Harold, que venía de vuelta, se hizo notar dando un golpe bien sonoro con su llave inglesa en una tubería metálica.

—Con el debido respeto, Capitán, en esta nave sobran las armas en potencia —le dijo, apoyando la llave inglesa en su otra mano.
—A usted nadie le ha…

TWREEECK.

Un pitido desagradable les interrumpe.
—¿Qué alarma es esa? —pregunta Peter.
—Se parece a la de maniobras, pero un poco más fea —dice Harold, asegurando la llave inglesa en el cinto.
El Capitán está paralizado.
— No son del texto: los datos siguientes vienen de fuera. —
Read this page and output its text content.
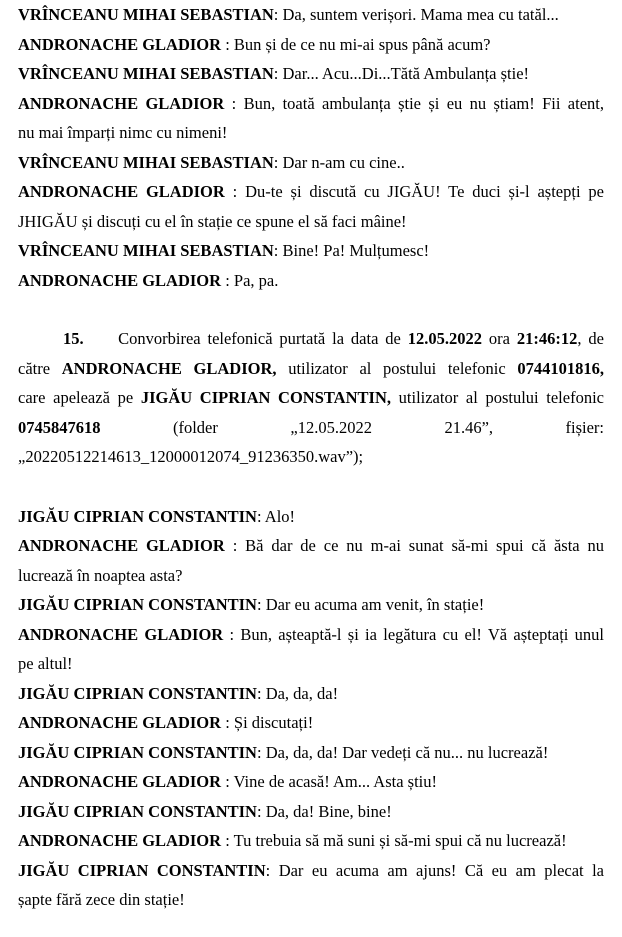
VRÎNCEANU MIHAI SEBASTIAN: Da, suntem verișori. Mama mea cu tatăl...
ANDRONACHE GLADIOR : Bun și de ce nu mi-ai spus până acum?
VRÎNCEANU MIHAI SEBASTIAN: Dar... Acu...Di...Tătă Ambulanța știe!
ANDRONACHE GLADIOR : Bun, toată ambulanța știe și eu nu știam! Fii atent,
nu mai împarți nimc cu nimeni!
VRÎNCEANU MIHAI SEBASTIAN: Dar n-am cu cine..
ANDRONACHE GLADIOR : Du-te și discută cu JIGĂU! Te duci și-l aștepți pe
JHIGĂU și discuți cu el în stație ce spune el să faci mâine!
VRÎNCEANU MIHAI SEBASTIAN: Bine! Pa! Mulțumesc!
ANDRONACHE GLADIOR : Pa, pa.
15. Convorbirea telefonică purtată la data de 12.05.2022 ora 21:46:12, de
către ANDRONACHE GLADIOR, utilizator al postului telefonic 0744101816,
care apelează pe JIGĂU CIPRIAN CONSTANTIN, utilizator al postului telefonic
0745847618	(folder	„12.05.2022	21.46”,	fișier:
„20220512214613_12000012074_91236350.wav”);
JIGĂU CIPRIAN CONSTANTIN: Alo!
ANDRONACHE GLADIOR : Bă dar de ce nu m-ai sunat să-mi spui că ăsta nu
lucrează în noaptea asta?
JIGĂU CIPRIAN CONSTANTIN: Dar eu acuma am venit, în stație!
ANDRONACHE GLADIOR : Bun, așteaptă-l și ia legătura cu el! Vă așteptați unul
pe altul!
JIGĂU CIPRIAN CONSTANTIN: Da, da, da!
ANDRONACHE GLADIOR : Și discutați!
JIGĂU CIPRIAN CONSTANTIN: Da, da, da! Dar vedeți că nu... nu lucrează!
ANDRONACHE GLADIOR : Vine de acasă! Am... Asta știu!
JIGĂU CIPRIAN CONSTANTIN: Da, da! Bine, bine!
ANDRONACHE GLADIOR : Tu trebuia să mă suni și să-mi spui că nu lucrează!
JIGĂU CIPRIAN CONSTANTIN: Dar eu acuma am ajuns! Că eu am plecat la
șapte fără zece din stație!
Sus ojos se empiezan a inyectar en sangre.
—¿Capitán? —vuelve a preguntar Peter.
TWREEECK.
—¡La alarma de colisión! —grita el Capitán, acercándose al interfono.
—Mierda, mierda, mierda —balbucea Peter, buscando un asiento.
—¿Cuanto tiempo tenemos? —pregunta Harold.
—¡¡Todos al módulo de popa, YA!! —grita el Capitán por los altavoces.
TWREEECK.
Treinta segundos para colisión —dice una voz enlatada.
—¡No les va a dar tiempo! —grita Harold.
—¡Siéntate Harold!¡Es una orden!
TWREEECK.
Alguien entra. Es Julia. El Capitán le tiende la mano.
Diez segundos.
TWREEECK.
—¡Aseguraos! —grita el Capitán.
TWREEECK
Y cerró la compuerta.

#

Peter volvió en sí. Iluminado por las tenues luces de emergencia, el módulo de atraque no parecía tan acogedor como cuando venía a tomarse un descanso o a pasar consulta a sus compañeros. Tampoco ayudaba la intermitente iluminación de las ventanas, ni el fuerte olor a sangre.

—¿Estáis bien? —aventuró.

Tres voces respondieron que sí. Buena cosa.

—¿Quien está sangrando? —preguntó de nuevo.
—Yo —dijo Harold—. Pero como no te des prisa no será por mucho tiempo.
—Voy para allá —contestó.

Se quitó el arnés y se impulsó al frente. No acabó donde esperaba. Había algo de gravedad hacia la popa. Se agarró a la pared. Al acercarse pudo ver la grotesca fuente de líquido rojo. A Harold le faltaba una mano.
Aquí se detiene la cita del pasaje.